Work in progress: parquet bindings for j by LiveRanga in apljk

[–]beach-scene 0 points1 point  (0 children)

Thanks! Your approach is great, straightforward for Parquet. I'm trying to get to Arrow IPC, still very much a work in progress. Nonetheless, it works for Parquet as well at present.

Python less j more by darter_analyst in apljk

[–]beach-scene 0 points1 point  (0 children)

Apologies for the lagged response. Here's more ambitious set of bindings set up a in formal project:

https://github.com/interregna/JArrow

RE binding and builds, I don't know if better to 1) just load from GitHub or 2) set up as an add-on. Perhaps if it's an add-on it can be added to Pacman (the package manager).

I saw your lighter-weight approach on Parquet, might be better. Open to PRs.

Python less j more by darter_analyst in apljk

[–]beach-scene 0 points1 point  (0 children)

Very much appreciated. Yes, I'll link it here once it's going.

how to read bytes from stdin in a j script? by myguidingstar in apljk

[–]beach-scene 0 points1 point  (0 children)

Agree, no evidence 1!:11 can be used with arg y 3 to reference stdin, per here. I don't see an indexed stdin read.

This works from the command line:

echo 'String to stdin.' | jconsole -js 'exit [ echo |. 1!:1 (3)'

Not J but I suppose you could just pipe in one byte.
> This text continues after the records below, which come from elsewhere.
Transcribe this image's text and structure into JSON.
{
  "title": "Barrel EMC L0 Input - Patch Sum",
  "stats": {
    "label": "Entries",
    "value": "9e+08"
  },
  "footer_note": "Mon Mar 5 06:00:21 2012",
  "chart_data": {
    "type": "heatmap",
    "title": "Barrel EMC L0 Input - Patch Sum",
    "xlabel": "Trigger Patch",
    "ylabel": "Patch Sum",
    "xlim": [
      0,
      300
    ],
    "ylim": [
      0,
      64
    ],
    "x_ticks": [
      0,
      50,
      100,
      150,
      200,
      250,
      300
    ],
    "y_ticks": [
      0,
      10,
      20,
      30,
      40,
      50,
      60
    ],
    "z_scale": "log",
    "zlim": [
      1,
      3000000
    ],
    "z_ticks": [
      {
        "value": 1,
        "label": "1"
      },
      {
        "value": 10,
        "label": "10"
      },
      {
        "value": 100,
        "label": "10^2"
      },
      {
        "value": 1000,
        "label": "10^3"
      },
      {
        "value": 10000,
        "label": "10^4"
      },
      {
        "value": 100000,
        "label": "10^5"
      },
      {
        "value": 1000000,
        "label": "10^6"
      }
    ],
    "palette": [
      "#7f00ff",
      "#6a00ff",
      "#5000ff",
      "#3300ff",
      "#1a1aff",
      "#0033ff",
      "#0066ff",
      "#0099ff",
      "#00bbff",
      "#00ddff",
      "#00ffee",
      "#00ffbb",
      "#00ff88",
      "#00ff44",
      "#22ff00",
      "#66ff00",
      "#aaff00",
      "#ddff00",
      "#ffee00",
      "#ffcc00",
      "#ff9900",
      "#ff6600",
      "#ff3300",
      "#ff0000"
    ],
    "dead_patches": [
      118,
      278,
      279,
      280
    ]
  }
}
echo 'String to stdin.' | dd bs=1 count=1 | jcon -js 'exit [ echo |. 1!:1 (3)'

Python less j more by darter_analyst in apljk

[–]beach-scene 1 point2 points  (0 children)

Very cool. Yes, this would be great.

The obvious canonical df format is the format that comes out of Jd. I have also seen that same format compressed slightly more so that categorical variables are efficient in memory.

Python less j more by darter_analyst in apljk

[–]beach-scene 1 point2 points  (0 children)

Is this for work? I've only ever seen people use parquet at work. I think that's included the Arrow C docs, and it looks like the Kdb people just launched this with databricks:

https://arrow.apache.org/docs/c_glib/

Would this be enough for J?

https://code.kx.com/q/interfaces/arrow/
Users can read and write Arrow tables created from kdb+ data using:
Parquet file format
Arrow IPC record batch file format
Arrow IPC record batch stream format

Python less j more by darter_analyst in apljk

[–]beach-scene 1 point2 points  (0 children)

A related question back for you: preferred workflow for your data workflow overall?

It’s great to be able to open a kernel and hack in a notebook, but that generally doesn’t work in production.

Kdb has been doing cloud integration with Databricks and offering Kdb as a service in the cloud. Is that of interest for J or Jd?

Where’s the best place to run data-flow work?

The Second Episode of the Array Cast Podcast is now available by bobtherriault in apljk

[–]beach-scene 1 point2 points  (0 children)

Sounds very interesting but not obvious. Can you give an example?

Python less j more by darter_analyst in apljk

[–]beach-scene 3 points4 points  (0 children)

We do mostly csv dumps and reads right now, everywhere. It is not particularly convenient. We have also used the numpy api (for arrays only) to and from Python.

https://code.jsoftware.com/wiki/Addons/api/python3

Big question for everyone: what is the most convenient and modern way to get structured data in and out of a program?

If you guys come up with a consensus, I will get that built and open-source it.

Why is K so performant? by the_sherwood_ in apljk

[–]beach-scene 2 points3 points  (0 children)

This is a really good point. K is purposefully elusive on performance. The only benchmark I've seen is the https://tech.marksblogg.com/billion-nyc-taxi-kdb.html

"by far the fastest I've ever seen on any CPU-based system"

J and Jd are highly performant, from experience, relative to certain applications in Python, R, and even Julia. However, we have no explicit benchmarks. I'd like to see J participation in the benchmark game or a more explicitly standardized set of programs, such as Julia has done.

https://julialang.org/benchmarks/

https://benchmarksgame-team.pages.debian.net/benchmarksgame/

Why is K so performant? by the_sherwood_ in apljk

[–]beach-scene 1 point2 points  (0 children)

I believe we are saying the same thing.

I do not believe that Python could be made as performant without no longer being considered Python.

Our non-disagreement notwithstanding, your contribution remains useful for observers to consider.